ISRAEL: Israel urges Lebanon to deploy troops on northern border and says is ready for more fighting
Record ID:
398065
ISRAEL: Israel urges Lebanon to deploy troops on northern border and says is ready for more fighting
- Title: ISRAEL: Israel urges Lebanon to deploy troops on northern border and says is ready for more fighting
- Date: 29th May 2006
- Summary: (BN09) BORDER AREA BETWEEN ISRAEL AND LEBANON, NORTHERN ISRAEL (MAY 29, 2006)(REUTERS) BORDER AREA PAN TO SMOKE RISING FROM MOUNTAIN TOP VARIOUS OF ISRAELI TROOPS ON GUARD AT BORDER AREA BRIGADIER GENERAL GAL HIRSCH, COMMANDER OF GALILEE REGION, LOOKING THROUGH BINOCULARS
- Embargoed: 13th June 2006 13:00
- Keywords:
- Location: Israel
- Country: Israel
- Reuters ID: LVADL4JOZS0MHK44LXRCQAERVGMD
- Story Text: Israel said on Monday (May 29) it is prepared for another attack by Lebanese guerrillas and urged the Lebanese government to deploy troops on the tense border.
"We are ready for another Hizbollah attack. I hope that won't happen, I hope that the clue is well understood on the Lebanese side, I hope that the Lebanese government will redeploy its forces along the northern border and we will respect that redeployment," Brigadier General Gal Hirsch, Commander of Galilee region told reporters during a briefing on the border front.
If Hizbollah will try to build again its infrastructure along the northern border and will attack again, we will have to destroy it again," Hirsch added.
Normalcy returned to the northern frontier after intense cross border fighting between Leabanese guerrillas and the Israeli army.
Israeli school children returned to schools while the army remained on alert at the border, enforced with military vehicles.
A barrage of rockets fired from Lebanon landed in an Israeli army base in northern Israel on Sunday (May 28), lightly wounding a soldier and causing some damage, a military spokeswoman said.
The barrage is the first to have been fired into Israel since Feb. 3, the spokeswoman said. She added that no Israeli action had been taken in response.

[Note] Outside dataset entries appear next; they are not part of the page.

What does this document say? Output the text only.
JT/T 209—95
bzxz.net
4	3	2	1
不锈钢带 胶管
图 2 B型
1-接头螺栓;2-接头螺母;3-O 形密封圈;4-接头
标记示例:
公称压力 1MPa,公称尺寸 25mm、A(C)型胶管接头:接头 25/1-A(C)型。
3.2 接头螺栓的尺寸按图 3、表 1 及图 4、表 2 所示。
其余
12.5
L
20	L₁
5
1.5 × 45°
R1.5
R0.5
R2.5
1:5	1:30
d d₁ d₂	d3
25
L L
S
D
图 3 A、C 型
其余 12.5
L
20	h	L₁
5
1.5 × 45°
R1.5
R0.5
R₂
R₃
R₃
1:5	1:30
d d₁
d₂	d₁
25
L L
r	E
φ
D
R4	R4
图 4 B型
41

A statement issued by the army later said Israel "holds the Lebanese government responsible for any attacks which originate in its territory".
Israel Radio reported that the rockets landed near the northern Israeli town of Safed which is a few kilometres further south than any previous rocket is thought to have landed in several years of rocket attacks from Lebanese territory.
Israel has often retaliated with air strikes against the Lebanese guerrilla group Hizbollah, responsible for most of the sporadic cross-border rocket and artillery fire since Israeli forces ended a 22-year occupation of southern Lebanon in 2000.
Israel has also blamed Palestinian militant groups based in refugee camps in Lebanon as being responsible for the firing of some rockets on its territory.
Israeli media were not reporting a motive for the firings but Hizbollah have often stated that their reason for attacking Israel is a dispute over the Shebaa Farms area which lies at the convergence of Israel's border with Lebanon and Syria.
Israel has retained control of some of the Shebaa Farms area since the 2000 withdrawal.